Since the App requires PSN (server side authentication) to launch, once the exploit is patched (and it probably will be quickly) it will be completely useless once the current firmware's PSN access is unsupported, unlike exploits such as the Webkit exploit/entry point that can be launched with or without PSN access as long as the exploitable firmware is not updated.

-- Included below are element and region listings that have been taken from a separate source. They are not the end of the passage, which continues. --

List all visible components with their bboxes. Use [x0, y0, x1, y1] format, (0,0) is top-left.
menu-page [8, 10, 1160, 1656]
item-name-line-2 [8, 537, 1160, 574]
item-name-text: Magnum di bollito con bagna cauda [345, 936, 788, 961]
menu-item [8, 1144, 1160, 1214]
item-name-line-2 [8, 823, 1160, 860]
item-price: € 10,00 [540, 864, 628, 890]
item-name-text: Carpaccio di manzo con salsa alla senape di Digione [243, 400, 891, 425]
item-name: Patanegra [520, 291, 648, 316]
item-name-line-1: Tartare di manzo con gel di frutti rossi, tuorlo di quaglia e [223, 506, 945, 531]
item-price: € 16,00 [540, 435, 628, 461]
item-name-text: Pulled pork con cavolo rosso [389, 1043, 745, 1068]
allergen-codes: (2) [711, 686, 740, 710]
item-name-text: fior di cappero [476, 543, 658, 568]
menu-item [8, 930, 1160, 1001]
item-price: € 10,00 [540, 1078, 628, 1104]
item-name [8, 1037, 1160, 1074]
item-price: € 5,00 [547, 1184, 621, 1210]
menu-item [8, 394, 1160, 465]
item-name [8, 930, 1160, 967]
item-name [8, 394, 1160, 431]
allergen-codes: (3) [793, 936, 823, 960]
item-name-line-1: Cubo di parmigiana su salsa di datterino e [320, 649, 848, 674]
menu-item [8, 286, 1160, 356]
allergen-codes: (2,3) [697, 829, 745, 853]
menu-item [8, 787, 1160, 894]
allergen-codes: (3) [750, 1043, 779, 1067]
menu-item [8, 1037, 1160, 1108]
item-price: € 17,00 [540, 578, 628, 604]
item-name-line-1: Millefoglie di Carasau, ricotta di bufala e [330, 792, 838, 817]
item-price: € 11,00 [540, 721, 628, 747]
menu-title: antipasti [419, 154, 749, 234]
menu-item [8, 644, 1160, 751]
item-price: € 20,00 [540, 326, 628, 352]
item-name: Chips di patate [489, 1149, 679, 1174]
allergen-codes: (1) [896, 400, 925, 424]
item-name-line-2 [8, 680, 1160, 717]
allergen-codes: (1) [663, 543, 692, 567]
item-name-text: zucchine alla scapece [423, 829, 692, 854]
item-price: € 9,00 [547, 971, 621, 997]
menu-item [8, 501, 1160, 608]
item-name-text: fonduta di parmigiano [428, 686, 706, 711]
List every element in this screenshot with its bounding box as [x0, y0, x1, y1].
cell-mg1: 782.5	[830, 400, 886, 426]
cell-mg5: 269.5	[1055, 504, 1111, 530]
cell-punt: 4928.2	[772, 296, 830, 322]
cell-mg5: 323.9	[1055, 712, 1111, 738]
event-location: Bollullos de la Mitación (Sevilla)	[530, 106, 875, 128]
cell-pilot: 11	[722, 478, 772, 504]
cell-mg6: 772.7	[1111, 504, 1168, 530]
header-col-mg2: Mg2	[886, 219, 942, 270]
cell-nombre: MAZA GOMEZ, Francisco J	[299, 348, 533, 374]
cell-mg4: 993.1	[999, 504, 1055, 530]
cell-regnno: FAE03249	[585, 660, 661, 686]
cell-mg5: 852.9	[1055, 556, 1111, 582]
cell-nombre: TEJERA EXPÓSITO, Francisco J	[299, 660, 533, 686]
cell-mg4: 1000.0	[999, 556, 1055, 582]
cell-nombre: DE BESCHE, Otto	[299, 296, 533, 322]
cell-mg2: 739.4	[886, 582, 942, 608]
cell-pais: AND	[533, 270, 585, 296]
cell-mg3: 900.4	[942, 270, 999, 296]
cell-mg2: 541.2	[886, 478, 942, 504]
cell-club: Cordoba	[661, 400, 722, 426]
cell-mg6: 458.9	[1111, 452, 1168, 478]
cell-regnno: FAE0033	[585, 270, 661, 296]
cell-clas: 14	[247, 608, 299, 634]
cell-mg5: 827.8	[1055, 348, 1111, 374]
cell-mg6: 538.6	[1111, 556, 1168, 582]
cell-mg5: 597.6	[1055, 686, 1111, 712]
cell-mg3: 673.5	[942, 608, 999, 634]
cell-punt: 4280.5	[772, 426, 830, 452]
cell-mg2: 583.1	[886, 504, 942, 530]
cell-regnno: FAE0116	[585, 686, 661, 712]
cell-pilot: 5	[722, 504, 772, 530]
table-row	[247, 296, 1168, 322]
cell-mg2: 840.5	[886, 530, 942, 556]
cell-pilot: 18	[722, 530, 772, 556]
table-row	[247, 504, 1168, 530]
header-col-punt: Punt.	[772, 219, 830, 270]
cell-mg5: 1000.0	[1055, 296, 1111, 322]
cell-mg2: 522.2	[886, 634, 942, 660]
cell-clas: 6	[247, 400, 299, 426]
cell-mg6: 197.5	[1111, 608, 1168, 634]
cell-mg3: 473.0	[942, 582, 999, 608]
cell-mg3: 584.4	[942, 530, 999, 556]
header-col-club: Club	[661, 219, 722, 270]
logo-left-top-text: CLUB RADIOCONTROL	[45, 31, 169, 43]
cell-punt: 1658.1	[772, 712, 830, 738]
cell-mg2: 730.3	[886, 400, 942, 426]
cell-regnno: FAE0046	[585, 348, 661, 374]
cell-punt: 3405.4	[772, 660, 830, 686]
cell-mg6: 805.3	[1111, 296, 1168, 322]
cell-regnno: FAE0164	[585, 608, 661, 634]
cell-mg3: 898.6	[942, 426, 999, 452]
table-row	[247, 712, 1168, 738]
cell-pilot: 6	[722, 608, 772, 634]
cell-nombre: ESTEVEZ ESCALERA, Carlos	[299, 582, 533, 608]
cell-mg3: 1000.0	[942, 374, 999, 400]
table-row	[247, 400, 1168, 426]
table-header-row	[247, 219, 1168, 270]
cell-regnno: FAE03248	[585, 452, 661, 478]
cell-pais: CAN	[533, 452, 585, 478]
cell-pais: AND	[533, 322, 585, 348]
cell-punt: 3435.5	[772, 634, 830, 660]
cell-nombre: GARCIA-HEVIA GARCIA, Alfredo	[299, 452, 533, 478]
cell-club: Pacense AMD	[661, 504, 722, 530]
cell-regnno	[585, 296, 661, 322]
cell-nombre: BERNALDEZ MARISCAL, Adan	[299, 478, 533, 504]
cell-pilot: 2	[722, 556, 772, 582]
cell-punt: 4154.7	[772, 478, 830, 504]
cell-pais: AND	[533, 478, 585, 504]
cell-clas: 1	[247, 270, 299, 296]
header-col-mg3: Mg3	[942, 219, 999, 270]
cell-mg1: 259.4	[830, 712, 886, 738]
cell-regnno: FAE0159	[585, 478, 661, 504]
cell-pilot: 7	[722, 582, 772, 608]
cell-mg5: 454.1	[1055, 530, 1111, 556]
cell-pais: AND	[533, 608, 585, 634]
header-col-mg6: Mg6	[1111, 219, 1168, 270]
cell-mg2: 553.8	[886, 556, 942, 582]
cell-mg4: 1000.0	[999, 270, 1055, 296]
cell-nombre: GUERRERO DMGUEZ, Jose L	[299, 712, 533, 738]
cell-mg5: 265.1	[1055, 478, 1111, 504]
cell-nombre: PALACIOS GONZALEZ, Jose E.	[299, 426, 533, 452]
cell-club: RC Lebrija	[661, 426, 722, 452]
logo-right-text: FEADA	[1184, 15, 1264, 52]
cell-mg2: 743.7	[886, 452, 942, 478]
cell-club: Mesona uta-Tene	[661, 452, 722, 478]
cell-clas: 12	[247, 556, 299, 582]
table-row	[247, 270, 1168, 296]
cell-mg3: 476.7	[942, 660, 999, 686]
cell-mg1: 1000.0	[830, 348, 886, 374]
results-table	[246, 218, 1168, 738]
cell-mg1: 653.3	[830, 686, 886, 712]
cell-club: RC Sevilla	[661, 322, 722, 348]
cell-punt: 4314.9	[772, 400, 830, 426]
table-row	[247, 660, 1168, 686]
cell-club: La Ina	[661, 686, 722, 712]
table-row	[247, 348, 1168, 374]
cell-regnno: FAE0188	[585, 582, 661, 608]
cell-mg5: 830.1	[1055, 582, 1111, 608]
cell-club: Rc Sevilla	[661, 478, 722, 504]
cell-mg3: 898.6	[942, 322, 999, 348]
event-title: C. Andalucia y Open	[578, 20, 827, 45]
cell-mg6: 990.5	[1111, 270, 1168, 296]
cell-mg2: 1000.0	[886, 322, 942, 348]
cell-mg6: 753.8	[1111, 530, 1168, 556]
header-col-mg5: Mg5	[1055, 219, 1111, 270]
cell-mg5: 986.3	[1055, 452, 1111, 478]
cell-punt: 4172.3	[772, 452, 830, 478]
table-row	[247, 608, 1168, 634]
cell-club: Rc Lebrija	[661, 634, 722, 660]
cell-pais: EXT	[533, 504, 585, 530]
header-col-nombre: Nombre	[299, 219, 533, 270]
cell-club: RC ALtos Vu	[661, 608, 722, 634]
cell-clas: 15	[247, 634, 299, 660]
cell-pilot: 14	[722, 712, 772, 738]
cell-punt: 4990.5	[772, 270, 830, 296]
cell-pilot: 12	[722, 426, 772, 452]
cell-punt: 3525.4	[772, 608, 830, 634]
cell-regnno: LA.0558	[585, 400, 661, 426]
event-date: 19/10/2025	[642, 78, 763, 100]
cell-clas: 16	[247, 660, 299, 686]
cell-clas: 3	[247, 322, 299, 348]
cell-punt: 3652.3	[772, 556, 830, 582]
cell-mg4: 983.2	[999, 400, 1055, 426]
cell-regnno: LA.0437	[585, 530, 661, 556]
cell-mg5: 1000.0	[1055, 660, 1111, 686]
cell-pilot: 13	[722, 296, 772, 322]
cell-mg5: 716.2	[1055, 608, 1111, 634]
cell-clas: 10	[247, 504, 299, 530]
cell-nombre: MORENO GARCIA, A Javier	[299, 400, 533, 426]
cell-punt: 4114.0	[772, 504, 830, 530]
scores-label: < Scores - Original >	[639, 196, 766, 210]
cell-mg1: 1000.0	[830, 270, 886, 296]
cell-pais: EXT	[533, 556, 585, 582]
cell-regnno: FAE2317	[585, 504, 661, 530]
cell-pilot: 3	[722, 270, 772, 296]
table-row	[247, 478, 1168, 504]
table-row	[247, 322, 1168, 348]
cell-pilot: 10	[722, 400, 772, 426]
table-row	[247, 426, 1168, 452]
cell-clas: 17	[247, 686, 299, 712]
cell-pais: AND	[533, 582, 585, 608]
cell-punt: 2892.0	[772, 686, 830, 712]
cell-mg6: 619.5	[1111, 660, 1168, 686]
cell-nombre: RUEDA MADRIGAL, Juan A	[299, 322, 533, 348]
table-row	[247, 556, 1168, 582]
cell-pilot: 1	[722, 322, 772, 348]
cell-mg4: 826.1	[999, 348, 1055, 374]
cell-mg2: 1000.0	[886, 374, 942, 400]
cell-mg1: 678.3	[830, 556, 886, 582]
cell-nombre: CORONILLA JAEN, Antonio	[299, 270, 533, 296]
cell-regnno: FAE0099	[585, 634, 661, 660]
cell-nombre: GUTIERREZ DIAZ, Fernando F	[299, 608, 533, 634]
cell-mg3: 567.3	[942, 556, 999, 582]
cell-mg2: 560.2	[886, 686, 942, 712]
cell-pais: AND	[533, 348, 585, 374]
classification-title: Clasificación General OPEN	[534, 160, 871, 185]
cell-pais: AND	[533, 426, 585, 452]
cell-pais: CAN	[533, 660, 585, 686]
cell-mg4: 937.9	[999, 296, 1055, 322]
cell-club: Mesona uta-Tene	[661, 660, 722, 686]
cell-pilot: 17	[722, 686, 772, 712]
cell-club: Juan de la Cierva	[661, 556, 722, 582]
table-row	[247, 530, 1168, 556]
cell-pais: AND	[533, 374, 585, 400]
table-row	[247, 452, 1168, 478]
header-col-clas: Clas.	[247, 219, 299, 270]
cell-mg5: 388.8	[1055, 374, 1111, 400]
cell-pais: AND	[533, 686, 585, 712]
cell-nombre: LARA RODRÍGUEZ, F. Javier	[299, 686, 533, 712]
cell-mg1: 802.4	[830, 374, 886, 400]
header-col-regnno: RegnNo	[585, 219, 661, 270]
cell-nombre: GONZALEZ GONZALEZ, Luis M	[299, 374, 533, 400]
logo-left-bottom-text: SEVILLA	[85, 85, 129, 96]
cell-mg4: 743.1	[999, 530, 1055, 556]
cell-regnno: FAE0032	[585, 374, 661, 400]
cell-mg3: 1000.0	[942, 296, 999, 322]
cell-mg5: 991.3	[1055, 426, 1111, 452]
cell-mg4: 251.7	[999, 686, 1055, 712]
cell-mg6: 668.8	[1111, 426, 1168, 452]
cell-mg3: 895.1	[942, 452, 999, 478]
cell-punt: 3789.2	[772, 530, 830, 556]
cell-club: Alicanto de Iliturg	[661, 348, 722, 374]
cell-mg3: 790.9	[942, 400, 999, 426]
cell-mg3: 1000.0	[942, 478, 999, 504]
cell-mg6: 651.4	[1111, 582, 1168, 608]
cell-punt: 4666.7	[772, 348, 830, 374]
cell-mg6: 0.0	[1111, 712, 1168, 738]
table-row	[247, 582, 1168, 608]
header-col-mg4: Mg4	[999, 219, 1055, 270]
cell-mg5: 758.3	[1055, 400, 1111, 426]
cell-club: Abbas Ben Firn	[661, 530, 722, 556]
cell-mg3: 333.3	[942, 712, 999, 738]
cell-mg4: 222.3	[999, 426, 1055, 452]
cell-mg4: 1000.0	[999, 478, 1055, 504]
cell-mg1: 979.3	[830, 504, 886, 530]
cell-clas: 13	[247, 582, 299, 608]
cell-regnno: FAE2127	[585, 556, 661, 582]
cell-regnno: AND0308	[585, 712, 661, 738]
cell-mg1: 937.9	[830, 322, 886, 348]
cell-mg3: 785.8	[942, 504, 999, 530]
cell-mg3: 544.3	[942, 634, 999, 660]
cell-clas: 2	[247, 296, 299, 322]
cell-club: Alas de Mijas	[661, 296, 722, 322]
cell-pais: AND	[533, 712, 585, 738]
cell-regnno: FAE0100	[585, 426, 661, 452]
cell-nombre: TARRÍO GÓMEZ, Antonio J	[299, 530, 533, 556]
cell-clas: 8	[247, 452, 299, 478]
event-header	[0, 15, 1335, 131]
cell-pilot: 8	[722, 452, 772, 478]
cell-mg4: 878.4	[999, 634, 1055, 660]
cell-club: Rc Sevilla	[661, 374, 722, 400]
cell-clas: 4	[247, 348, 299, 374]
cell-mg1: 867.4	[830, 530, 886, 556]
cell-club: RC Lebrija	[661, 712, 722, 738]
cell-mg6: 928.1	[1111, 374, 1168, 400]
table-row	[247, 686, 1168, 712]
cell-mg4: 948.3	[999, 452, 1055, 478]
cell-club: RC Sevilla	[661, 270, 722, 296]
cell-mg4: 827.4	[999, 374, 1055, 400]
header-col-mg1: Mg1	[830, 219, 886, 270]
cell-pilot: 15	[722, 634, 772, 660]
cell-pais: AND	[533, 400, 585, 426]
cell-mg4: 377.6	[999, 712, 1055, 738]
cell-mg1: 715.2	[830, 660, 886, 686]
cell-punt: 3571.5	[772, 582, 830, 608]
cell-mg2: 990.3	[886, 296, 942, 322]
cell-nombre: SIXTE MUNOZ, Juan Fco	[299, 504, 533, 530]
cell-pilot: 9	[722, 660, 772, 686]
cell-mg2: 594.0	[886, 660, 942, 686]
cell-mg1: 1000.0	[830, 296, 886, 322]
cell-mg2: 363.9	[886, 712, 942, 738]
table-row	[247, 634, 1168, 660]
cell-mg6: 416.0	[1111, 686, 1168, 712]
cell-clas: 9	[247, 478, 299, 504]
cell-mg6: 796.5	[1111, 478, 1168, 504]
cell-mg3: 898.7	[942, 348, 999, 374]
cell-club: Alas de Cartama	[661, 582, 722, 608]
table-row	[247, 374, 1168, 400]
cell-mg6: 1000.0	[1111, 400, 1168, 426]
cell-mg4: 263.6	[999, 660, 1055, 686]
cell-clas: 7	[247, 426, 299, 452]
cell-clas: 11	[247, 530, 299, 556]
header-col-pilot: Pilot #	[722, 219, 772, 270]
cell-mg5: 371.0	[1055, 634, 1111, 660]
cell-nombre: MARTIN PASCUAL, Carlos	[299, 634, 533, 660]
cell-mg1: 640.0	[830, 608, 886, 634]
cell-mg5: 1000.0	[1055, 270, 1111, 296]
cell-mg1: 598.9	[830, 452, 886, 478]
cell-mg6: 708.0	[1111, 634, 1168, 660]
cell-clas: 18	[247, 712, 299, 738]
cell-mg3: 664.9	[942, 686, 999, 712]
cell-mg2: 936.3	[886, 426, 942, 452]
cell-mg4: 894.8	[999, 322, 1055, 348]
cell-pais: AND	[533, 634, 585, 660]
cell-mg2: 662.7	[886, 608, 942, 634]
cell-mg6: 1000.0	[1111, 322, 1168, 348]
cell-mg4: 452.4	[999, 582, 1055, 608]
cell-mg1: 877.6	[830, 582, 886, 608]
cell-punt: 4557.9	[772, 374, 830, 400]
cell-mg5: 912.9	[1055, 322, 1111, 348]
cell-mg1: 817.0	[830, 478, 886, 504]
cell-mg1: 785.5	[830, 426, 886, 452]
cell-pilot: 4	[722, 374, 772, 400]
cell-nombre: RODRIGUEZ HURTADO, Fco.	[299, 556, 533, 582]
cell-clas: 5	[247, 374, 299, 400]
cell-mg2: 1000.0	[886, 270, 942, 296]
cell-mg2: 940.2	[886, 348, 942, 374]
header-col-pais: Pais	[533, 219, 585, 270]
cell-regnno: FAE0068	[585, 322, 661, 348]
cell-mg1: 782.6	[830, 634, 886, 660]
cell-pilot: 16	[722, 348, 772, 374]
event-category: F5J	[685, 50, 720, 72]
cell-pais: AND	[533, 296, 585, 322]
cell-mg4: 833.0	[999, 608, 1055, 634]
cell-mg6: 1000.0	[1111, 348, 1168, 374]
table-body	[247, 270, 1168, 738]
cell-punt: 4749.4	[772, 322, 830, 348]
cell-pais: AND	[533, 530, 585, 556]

Not trying to take away from the skill and patience required for m0rph3us's achievement. I probably would have just kept that entry point in my back pocket until something more functional was achieved.

 

[SSShowmik]

However there was a misleading information saying this would work on all firmwares. Was it even confirmed? The all fw exploit got everybodys hopes up. If psn is required, which is only available in latest fw, then that contradicts the fact that it will work on all firmwares.

 

[jimbo69jones]

@HARFOSHI There is no lie. People, as usual, have got out of control with their speculations and got it wrong AGAIN. The developer never promised games or 6.02 or any such thing, people have simply made that up.

Judging by comments been made today by other Devs, it sounds like they are utterly fed up with the whining of people asking for backups, as the whole purpose of their work is to enable homebrew development.

If you want those games, go buy them and quit moaning, because it's comments like these which are making the Devs abandon looking for newer kernel exploits. Cop on!